= Emilio Lissón =

Coat of arms

Emilio Juan Francisco Lissón y Chávez, C.M. (24 May 1872 – 25 December 1961), was an Archbishop of Lima, Peru.

== Early years ==
Lissón was born in the city of Arequipa to a strongly Catholic family. He entered the Congregation of the Mission, commonly referred to as the Vincentian Fathers, in 1891. He was sent to France to pursue his theological studies and was ordained as a Catholic priest in Paris on 8 June 1895 by Archbishop Hilarion Joseph Montéty Pailhas, C.M.

== Episcopacy ==
In April 1909, Lissón was appointed by Pope Pius X as the Bishop of Chachapoyas. He was consecrated for this office the following 19 September. In 1911, during the course of a trip to Rome, he visited the General Motherhouse of the Passionists to request help for the work in his diocese. As a result, six priests and six lay brothers of that congregation were assigned to his territory in 1913, and worked there until 1918. In that year, he was promoted by Pope Benedict XV to the post of Archbishop of Lima and Primate of Peru.

== Episcopal Work ==
Lissón organized and presided at several episcopal assemblies, as well as at an Archdiocesan Synod (1926) and a Provincial Council (1927). He promoted the creation of the Apostolic Prefecture of San Gabriel of the Marañón, based in Yurimaguas, under the charge of the Passionist Fathers.

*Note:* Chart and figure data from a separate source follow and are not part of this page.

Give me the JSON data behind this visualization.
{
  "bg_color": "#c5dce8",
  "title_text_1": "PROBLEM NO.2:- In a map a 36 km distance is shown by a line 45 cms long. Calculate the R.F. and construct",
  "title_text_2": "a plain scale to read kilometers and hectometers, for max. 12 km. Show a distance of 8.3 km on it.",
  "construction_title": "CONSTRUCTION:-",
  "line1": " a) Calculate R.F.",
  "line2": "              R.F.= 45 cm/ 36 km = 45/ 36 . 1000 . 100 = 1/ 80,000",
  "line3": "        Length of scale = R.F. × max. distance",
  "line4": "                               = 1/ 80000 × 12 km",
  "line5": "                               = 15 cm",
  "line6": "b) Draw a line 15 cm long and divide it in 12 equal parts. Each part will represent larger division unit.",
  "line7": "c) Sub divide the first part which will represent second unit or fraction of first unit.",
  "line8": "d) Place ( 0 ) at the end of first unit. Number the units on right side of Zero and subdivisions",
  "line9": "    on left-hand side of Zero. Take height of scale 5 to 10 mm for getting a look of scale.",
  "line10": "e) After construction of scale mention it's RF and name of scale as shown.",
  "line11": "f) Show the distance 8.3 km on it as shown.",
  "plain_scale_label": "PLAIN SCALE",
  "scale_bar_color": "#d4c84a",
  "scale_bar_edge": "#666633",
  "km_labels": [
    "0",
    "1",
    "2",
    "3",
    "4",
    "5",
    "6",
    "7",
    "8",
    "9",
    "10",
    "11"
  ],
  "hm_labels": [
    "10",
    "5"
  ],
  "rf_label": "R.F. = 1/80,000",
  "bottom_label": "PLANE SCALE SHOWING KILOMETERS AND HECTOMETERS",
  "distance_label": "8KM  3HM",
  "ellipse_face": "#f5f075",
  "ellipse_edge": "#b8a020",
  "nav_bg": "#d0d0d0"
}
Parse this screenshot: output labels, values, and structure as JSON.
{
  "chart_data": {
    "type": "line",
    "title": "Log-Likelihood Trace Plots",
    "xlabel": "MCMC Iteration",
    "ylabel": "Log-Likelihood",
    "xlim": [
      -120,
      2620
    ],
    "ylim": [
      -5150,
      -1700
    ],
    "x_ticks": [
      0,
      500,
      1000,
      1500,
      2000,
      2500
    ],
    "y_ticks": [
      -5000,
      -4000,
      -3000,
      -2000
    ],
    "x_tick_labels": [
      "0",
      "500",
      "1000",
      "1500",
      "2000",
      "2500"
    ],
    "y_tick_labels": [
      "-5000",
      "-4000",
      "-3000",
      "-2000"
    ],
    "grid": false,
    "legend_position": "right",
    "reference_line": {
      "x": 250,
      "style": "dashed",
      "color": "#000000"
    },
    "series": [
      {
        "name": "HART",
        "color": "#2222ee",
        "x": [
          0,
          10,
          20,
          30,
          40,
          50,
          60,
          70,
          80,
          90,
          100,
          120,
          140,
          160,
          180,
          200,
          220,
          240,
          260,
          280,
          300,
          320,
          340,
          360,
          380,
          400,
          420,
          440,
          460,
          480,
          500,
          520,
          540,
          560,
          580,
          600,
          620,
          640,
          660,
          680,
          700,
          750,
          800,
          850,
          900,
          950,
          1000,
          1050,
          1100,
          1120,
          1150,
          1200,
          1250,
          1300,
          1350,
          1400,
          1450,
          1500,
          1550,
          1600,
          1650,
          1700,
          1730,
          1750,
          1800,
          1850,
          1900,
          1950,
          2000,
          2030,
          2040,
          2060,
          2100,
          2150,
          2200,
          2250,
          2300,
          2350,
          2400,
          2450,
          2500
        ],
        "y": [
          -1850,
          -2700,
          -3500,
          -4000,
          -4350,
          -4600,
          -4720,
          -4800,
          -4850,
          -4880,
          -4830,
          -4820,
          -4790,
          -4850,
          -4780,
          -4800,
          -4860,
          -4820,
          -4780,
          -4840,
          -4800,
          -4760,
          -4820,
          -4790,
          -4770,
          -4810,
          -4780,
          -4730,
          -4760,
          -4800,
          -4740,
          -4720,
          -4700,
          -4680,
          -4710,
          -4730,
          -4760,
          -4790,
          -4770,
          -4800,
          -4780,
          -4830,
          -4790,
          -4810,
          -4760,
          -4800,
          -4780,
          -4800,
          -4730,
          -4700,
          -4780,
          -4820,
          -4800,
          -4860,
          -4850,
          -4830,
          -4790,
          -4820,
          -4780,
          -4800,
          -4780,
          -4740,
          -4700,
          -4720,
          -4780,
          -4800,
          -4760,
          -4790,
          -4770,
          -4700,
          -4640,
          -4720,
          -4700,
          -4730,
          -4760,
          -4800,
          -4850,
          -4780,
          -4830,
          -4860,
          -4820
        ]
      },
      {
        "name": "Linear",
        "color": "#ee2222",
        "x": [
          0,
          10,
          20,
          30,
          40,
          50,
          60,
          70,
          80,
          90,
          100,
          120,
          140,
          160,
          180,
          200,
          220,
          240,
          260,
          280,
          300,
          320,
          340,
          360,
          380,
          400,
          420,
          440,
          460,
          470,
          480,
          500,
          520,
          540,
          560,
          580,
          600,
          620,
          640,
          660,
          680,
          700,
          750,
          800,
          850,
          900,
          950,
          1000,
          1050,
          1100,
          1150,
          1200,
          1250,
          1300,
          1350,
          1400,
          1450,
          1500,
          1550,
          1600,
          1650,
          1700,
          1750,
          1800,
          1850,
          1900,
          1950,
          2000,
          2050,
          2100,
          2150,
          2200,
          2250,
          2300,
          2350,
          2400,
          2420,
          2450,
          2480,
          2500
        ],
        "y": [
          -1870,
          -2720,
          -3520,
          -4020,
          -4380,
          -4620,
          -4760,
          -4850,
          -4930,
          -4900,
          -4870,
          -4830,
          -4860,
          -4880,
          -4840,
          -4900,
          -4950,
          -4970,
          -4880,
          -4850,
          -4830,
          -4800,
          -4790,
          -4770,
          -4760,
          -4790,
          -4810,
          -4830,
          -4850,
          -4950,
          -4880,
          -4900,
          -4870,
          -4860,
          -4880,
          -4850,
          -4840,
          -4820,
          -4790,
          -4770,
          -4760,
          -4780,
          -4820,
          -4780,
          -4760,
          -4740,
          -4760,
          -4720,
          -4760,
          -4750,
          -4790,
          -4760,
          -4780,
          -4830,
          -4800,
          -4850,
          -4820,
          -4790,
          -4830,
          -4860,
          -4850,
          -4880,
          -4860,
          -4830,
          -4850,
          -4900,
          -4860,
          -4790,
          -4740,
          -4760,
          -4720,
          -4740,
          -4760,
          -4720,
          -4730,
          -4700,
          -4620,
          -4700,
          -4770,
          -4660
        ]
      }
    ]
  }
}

Lissón resigned his office on 3 March 1931. The Holy See appointed him titular Archbishop of Mithimna and then named Mariano Holguín, O.F.M., the Bishop of Arequipa, as the Apostolic Administrator of the archdiocese of Lima, until 1933 when Pedro Pascual Francisco Farfán was named archbishop.

Lissón moved to Spain, devoting himself to compiling papers on the history of the Church in Peru and died there on Christmas Day of 1961.